Os perfis descritos de envolvimento com a violência não graduam um ou outro sexo como mais ou menos violento, eles mostram que certos tipos de violências são predominantes, mas não exclusivos de homens ou mulheres. Nesse sentido, Schraiber et al. (2005) argumentam que apesar das diferenças nas inserções sociais, não se devem fixar imagens estereotipadas dos homens como eternos agressores e, das mulheres, como eternas vítimas.
Também não se podem excluir as mulheres da prática da violência física, pois ao se considerar o espaço domiciliar, a mãe aparece como a principal agressora contra crianças (Sapi et al., 2009; Brito et al., 2005), mostrando, mais uma vez, a influência das condições assimétricas no exercício da dominação, fato claramente relatado pelos participantes: "A mulher, hoje a mulher é mais violenta através dos pequeninos" (MV), "a violência das mulheres é com as crianças, é violência doméstica, é dentro de casa" (MV); e tem, entre suas motivações, os problemas conjugais: "Tem mulher também que briga com o marido e quer descontar a raiva nos filhos, bate nos meninos, deixa os meninos mau tratado" (MV), "eu mesma tenho uma irmã que faz isso, ela espanca os filhos dela pra chamar atenção do marido" (MC). E episódios mais graves de violência não são raros no contexto da população estudada, "a gente tem casos na área mesmo, caso recente aí, de uma mãe tentar matar a criança (MV), ou casos em que a mãe "batia com ferro, botava de joelho, amarrava no botijão de gás" (MC). No decorrer da dinâmica do grupo, não faltam testemunhos: "eu acho que já pratiquei, naquela revolta danada, batia nos meninos" (MC).

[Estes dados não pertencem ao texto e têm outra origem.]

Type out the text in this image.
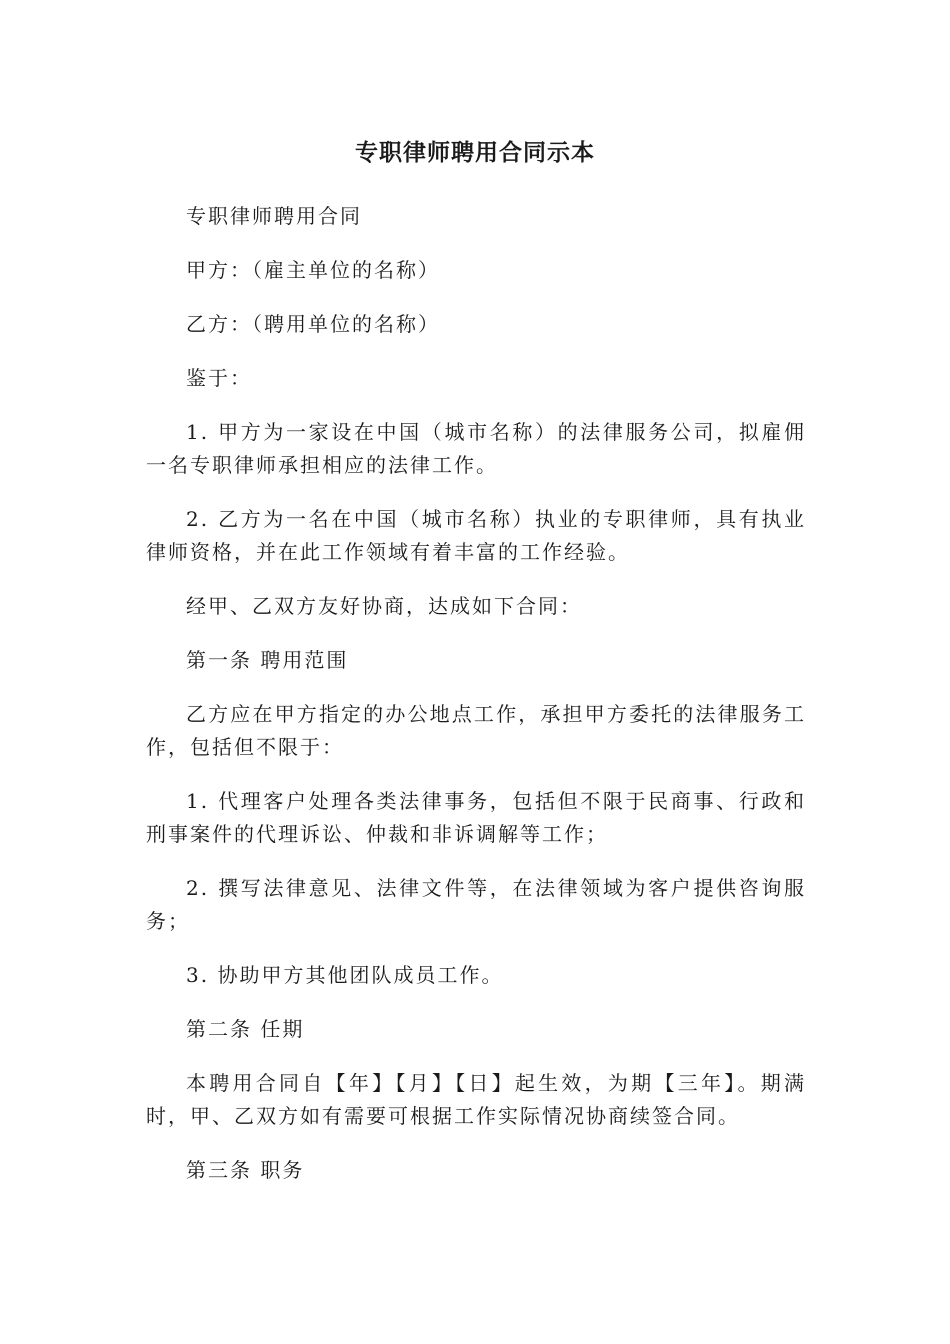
专职律师聘用合同示本

专职律师聘用合同

甲方：（雇主单位的名称）

乙方：（聘用单位的名称）

鉴于：

1. 甲方为一家设在中国（城市名称）的法律服务公司，拟雇佣一名专职律师承担相应的法律工作。

2. 乙方为一名在中国（城市名称）执业的专职律师，具有执业律师资格，并在此工作领域有着丰富的工作经验。

经甲、乙双方友好协商，达成如下合同：

第一条 聘用范围

乙方应在甲方指定的办公地点工作，承担甲方委托的法律服务工作，包括但不限于：

1. 代理客户处理各类法律事务，包括但不限于民商事、行政和刑事案件的代理诉讼、仲裁和非诉调解等工作；

2. 撰写法律意见、法律文件等，在法律领域为客户提供咨询服务；

3. 协助甲方其他团队成员工作。

第二条 任期

本聘用合同自【年】【月】【日】起生效，为期【三年】。期满时，甲、乙双方如有需要可根据工作实际情况协商续签合同。

第三条 职务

Muitas vezes, a mãe e a própria sociedade não consideram tais atos como violência, mas como prática educativa e legítima, sem danos à criança (Barbosa, Pegoraro, 2008; Carmo, Harada, 2006), como se verifica na seguinte fala: "Eu dô uma varadinha na perna também, não é só castigo não... eu dô só uma pancadinha nas pernas pra entender que tem que respeitar o papai e a mamãe" (MV). Para Barbosa e Pegoraro (2008), os maus-tratos cometidos pela mãe contra seu filho estão vinculados à posição ocupada por cada membro de uma família e ao papel social da mulher, sendo um desafio à superação da ideia da agressividade restrita ao homem e da imagem materna como ser generoso, incapaz de causar danos aos filhos.
Na relação entre casais, a presente investigação identificou, como outros estudos (Prosman et al., 2011; Caldas, Gessolo, 2008; Krug et al., 2002), o predomínio do homem no papel de agressor e da mulher no papel da vítima - "aqui também tem muito homem batendo em mulher" (HV), "a minha tia... ela casou com um rapaz... e depois que eles casaram ele começou a bater nela..." (MJ). Porém, há outra face, menos frequente e pouco reconhecida, da violência conjugal, em que a mulher aparece como agressora do seu companheiro, "tanto tá tendo violência da mulher contra o homem, quanto do homem contra a mulher" (HC), casos estes de conhecimento deles: "Eu conheço uma mulher que dá varada no homem" (MV), ou vividos por eles: "eu falo que eu posso apanhar, mas ele apanha também. Eu bato nele também, eu bato sem dó... Uma vez assim, que eu tava brigando com o meu marido... eu peguei a tesoura e joguei a tesoura no rosto dele e ele levou vinte pontos... Sempre mais sou eu que agrido ele" (MJ). Casos assim oferecem perigos adicionais, pois além do risco de desencadearem agressão masculina contra a parceira (Rosa et al., 2008), costumam ser - amparados nas teses de autodefesa feminina - aceitos socialmente, sendo raramente denunciados pelos homens, por estarem aprisionados ao ideário da honra (Alvim, Souza, 2005). Fato este enfaticamente expressado nos grupos: "os homens têm vergonha de fazer a denúncia e procurar a polícia" (HJ).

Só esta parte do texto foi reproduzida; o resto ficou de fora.